#BHUSA: Lack of Electronic Medical Record Security Amplified Opioid Crisis
The opioid crisis in the US has had a devastating toll, impacting tens of thousands of families.
According to Mitchell Parker, CISO at Indiana University Health, a small part of the human suffering could have potentially been alleviated, if there was better control and security for Electronic Medical Record (EMR) systems. Parker presented his views during a session at the Black Hat USA 2020 virtual conference, where he outlined what has gone wrong with EMR systems and what can be done to make them more secure.
One of the drivers of the opioid crisis was the underhanded manipulation of an EMR system, that is intended to be used to assist physicians in prescribing medications. In January 2020, EMR vendor Practice Fusion was fined $145m by the US Department of Justice for receiving kickback cash payments from an opioid vendor to influence physician prescription activities. Practice Fusion provides a cloud-based EMR that is advertisement supported.
“People died and became addicted because of this manipulation and this subversive manipulation we’re talking about is a security issue,” Parker said.
How EMRs Work
Parker explained that an EMR is essentially a digital version of the paper charts found in a doctor’s office, including a patient’s medical treatment history. An EMR allows doctors to track data over time and the system can also be used to identify when preventive screenings and checkups are needed.
In the Practice Fusion case, opioid vendors were buying advertisements to influence physicians, but that’s not the limit of the security risk that exists with EMR systems. Parker noted that while EMR systems need to be certified for use to store patient record data, there are a variety of security holes that certification doesn’t consider.
One risk comes from pretexting attacks, where a criminal claims to be a government regulatory agency or a professional association and calls up medical offices asking staff for information.
“It’s not difficult to get personal information using this method,” Parker said.

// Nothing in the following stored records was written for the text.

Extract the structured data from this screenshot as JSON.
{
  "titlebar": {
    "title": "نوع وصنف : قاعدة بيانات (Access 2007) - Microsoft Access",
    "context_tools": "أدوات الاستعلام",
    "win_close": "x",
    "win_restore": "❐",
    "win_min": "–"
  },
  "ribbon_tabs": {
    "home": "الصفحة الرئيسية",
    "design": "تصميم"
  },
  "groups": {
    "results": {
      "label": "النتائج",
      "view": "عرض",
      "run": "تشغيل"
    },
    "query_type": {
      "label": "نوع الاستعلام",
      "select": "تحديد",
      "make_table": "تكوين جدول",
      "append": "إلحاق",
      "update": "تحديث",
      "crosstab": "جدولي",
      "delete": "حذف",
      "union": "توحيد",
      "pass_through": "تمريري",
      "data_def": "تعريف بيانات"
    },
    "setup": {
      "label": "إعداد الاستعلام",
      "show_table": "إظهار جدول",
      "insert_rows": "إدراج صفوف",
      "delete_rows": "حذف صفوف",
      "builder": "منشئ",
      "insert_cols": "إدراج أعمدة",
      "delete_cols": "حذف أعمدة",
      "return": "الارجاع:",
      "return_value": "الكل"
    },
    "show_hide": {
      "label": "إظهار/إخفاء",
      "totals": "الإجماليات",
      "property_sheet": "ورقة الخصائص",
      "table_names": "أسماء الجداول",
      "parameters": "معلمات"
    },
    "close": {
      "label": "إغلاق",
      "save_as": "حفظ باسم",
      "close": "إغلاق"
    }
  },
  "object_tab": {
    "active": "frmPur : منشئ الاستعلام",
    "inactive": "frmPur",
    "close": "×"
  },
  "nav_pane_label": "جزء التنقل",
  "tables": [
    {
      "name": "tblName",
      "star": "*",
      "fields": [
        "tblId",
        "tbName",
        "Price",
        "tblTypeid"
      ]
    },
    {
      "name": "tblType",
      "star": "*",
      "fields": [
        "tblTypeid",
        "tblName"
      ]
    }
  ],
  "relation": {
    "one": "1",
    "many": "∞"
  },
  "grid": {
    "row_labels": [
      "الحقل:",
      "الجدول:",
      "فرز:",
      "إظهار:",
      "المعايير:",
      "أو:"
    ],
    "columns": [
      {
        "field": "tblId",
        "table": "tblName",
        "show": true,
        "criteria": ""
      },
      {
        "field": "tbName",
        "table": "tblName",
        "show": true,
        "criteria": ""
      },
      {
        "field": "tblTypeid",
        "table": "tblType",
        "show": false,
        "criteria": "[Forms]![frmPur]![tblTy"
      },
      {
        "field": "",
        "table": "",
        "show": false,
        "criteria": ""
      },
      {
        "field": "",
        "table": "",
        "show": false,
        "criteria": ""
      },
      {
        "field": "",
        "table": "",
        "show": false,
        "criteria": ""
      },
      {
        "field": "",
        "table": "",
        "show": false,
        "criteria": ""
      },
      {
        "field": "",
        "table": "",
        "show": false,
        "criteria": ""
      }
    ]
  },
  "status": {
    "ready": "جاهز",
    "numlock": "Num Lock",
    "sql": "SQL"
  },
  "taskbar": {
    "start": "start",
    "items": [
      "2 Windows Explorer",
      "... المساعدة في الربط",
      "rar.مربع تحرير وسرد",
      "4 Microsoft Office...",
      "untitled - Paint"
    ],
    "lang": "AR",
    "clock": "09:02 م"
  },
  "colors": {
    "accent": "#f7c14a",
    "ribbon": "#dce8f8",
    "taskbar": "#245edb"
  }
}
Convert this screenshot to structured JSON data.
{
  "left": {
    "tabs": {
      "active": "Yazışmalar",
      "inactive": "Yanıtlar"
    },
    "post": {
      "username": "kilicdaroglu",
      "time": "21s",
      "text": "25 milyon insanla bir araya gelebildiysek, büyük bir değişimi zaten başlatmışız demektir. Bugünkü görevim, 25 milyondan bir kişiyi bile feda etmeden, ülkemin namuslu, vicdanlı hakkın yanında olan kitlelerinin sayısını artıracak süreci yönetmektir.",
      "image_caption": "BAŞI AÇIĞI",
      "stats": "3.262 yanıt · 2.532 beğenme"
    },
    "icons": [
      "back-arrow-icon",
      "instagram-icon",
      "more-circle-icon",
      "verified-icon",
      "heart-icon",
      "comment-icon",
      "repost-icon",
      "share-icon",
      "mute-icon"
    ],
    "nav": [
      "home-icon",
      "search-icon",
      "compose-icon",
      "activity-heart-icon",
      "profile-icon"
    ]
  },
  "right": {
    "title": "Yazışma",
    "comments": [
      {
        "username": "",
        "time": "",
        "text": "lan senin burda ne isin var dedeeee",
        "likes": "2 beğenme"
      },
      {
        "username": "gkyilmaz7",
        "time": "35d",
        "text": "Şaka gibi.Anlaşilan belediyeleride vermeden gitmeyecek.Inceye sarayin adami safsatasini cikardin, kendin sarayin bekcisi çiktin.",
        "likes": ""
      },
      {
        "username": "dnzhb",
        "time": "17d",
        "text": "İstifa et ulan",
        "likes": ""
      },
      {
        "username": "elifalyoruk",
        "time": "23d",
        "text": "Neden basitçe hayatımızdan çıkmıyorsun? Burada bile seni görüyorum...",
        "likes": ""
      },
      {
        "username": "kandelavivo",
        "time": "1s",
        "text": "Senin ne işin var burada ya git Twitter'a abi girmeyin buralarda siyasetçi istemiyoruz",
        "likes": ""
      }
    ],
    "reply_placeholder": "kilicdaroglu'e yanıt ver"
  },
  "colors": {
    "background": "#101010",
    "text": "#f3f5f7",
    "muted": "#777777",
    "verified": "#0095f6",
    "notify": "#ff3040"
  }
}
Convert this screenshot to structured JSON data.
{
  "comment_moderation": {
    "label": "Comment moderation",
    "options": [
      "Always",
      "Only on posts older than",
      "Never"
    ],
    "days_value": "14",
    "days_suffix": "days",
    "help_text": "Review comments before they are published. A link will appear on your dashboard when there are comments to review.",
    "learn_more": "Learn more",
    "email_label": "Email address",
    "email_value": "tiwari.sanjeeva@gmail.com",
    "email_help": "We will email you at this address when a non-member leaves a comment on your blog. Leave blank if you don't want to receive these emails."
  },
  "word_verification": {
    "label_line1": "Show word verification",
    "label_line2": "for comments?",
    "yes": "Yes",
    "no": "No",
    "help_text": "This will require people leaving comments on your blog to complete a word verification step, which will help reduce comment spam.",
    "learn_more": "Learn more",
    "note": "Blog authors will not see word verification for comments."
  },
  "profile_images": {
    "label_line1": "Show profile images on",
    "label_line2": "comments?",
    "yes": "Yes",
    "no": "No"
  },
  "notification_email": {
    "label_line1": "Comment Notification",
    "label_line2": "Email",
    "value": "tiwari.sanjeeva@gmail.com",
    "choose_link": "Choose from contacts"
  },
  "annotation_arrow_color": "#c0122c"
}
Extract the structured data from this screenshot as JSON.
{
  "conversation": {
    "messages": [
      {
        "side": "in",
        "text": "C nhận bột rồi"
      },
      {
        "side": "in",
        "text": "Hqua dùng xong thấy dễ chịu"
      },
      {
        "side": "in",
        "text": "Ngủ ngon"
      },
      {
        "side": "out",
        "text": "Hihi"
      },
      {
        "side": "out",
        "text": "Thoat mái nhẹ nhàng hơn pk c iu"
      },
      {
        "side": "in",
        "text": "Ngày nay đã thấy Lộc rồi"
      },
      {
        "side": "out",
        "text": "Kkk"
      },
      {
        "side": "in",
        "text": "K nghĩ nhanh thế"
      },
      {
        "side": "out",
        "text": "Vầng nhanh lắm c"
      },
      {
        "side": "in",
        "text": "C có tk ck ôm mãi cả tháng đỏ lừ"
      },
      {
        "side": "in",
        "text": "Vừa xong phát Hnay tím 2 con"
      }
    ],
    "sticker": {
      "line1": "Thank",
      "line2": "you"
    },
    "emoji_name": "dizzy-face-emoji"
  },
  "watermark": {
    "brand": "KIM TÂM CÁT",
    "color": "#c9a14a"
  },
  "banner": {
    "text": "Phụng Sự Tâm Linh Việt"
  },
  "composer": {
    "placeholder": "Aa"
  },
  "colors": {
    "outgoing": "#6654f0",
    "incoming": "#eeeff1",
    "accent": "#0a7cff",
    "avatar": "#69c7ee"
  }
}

Parker noted that in his experience many vendors and service providers are doing a reasonably good job protecting against malware and ransomware, but are not protecting against identity theft and manipulation.
How to Improve EMR Security
Among the recommendations that Parker shared to help improve EMR systems is for vendors and users to deploy and enforce two-factor authentication methods for authentication, as well as for prescriptions.
Parker also suggested that medical offices limit access overall to a minimal number of users that can make changes of any type in the EMR. On top of that, he advised EMR vendors to make it easier to provide change reports when changes are made.
Parker noted that smaller medical groups are likely more susceptible to electronic subversion of their critical systems because of a lack of resources. He stated that he wanted to see those smaller groups partner with larger health systems to help manage EMR systems with the right governance and cybersecurity procedures.
“This [Practise Fusion] was a case of a company taking advantage of the fact they knew no one was looking and well, they did what they did with tragic consequences,” Parker said.